While reading each word, I couldn't get out of my mind the laborious task of writing an entire book by blinking, which probably made me like it even more.

Bauby accepts his fate with unbelievable dignity and hope. His writing, as "dictated" to his assistant, is witty yet emotional.

Hunched in my wheelchair, I watch my children surreptitiously as their mother
pushes me down the hospital corridor. While I have become something of a
zombie father, Theophile and Celeste are very much flesh and blood, energetic
and noisy. I will never tire of seeing them walk alongside me, just
walking, their confident expressions masking the unease weighing on their small
shoulders. As he walks, Theophile dabs with a Kleenex at the thread of
saliva escaping my closed lips.
Sadly, Jean-Dominique Bauby died two days after the French publication of the book. What a beautiful memory to leave to his children.

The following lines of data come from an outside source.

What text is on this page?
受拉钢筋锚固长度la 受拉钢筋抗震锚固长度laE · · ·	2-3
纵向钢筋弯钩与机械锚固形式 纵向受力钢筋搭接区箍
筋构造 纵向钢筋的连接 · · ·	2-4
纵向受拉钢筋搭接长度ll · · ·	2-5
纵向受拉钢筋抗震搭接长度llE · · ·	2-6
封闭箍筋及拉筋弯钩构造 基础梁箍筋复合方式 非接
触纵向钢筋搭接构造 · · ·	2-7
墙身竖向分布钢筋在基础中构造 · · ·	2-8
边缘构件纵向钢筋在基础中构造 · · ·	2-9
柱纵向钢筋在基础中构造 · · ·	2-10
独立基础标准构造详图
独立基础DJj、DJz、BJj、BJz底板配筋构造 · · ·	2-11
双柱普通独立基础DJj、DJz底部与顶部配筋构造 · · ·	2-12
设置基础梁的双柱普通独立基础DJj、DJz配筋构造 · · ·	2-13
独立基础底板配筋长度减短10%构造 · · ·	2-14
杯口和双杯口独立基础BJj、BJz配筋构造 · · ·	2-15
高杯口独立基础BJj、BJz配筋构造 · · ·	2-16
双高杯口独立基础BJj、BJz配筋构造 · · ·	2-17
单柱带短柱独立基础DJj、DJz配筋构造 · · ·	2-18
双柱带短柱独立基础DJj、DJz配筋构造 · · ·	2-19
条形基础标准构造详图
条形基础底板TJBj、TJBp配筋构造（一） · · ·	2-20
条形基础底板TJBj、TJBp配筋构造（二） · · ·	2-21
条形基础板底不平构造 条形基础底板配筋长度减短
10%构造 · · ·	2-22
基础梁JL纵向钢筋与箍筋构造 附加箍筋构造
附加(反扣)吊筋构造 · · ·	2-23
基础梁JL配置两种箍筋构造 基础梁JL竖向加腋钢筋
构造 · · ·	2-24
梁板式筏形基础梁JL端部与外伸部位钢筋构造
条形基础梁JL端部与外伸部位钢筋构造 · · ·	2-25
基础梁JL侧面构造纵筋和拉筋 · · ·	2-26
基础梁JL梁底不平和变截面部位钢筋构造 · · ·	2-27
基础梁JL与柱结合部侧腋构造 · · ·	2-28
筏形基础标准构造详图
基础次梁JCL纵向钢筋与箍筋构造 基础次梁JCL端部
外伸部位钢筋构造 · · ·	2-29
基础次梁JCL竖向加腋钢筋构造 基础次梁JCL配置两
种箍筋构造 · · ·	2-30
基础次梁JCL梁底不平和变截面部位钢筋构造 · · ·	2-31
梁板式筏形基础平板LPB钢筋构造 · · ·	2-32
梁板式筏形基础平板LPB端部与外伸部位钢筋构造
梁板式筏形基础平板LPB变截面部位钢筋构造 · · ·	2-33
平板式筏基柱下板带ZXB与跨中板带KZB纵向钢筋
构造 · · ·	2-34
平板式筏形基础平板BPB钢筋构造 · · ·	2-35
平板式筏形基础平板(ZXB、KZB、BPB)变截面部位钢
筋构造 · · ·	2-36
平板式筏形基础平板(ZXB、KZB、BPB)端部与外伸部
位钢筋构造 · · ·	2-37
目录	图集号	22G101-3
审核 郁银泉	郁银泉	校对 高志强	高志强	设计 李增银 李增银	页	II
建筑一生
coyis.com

This book was made into a movie, which I have not seen but would like to.

Do I Recommend?

Yes. Short (132 pages) and easy to read.



My Rating

4/5 (I enjoyed it)

Other reviews

Book Reviews by Bobbie
A Novel Menagerie
Books on the Brain
Hey Lady, Whatcha Readin?
Books I Done Read

Has anyone else read this book or plan to and/or did you see the movie?


Lynne said...

Sorry for the formatting; not sure why it did that :)

Nise' said...

Wow! sounds like a wonderful book.

Jenners said...

I cannot even comprehend writing a book in that way. And I do remember hearing about this movie when it came out. Sounds like such a sad story ... but like you said, a wonderful legacy for his children.

Tina said...

I read this last year, and like you, I was in awe of how it had to be written so painstakingly. I still have it on my list of top 10 lifetime reads. A beautiful little book, good to return to once a year or so.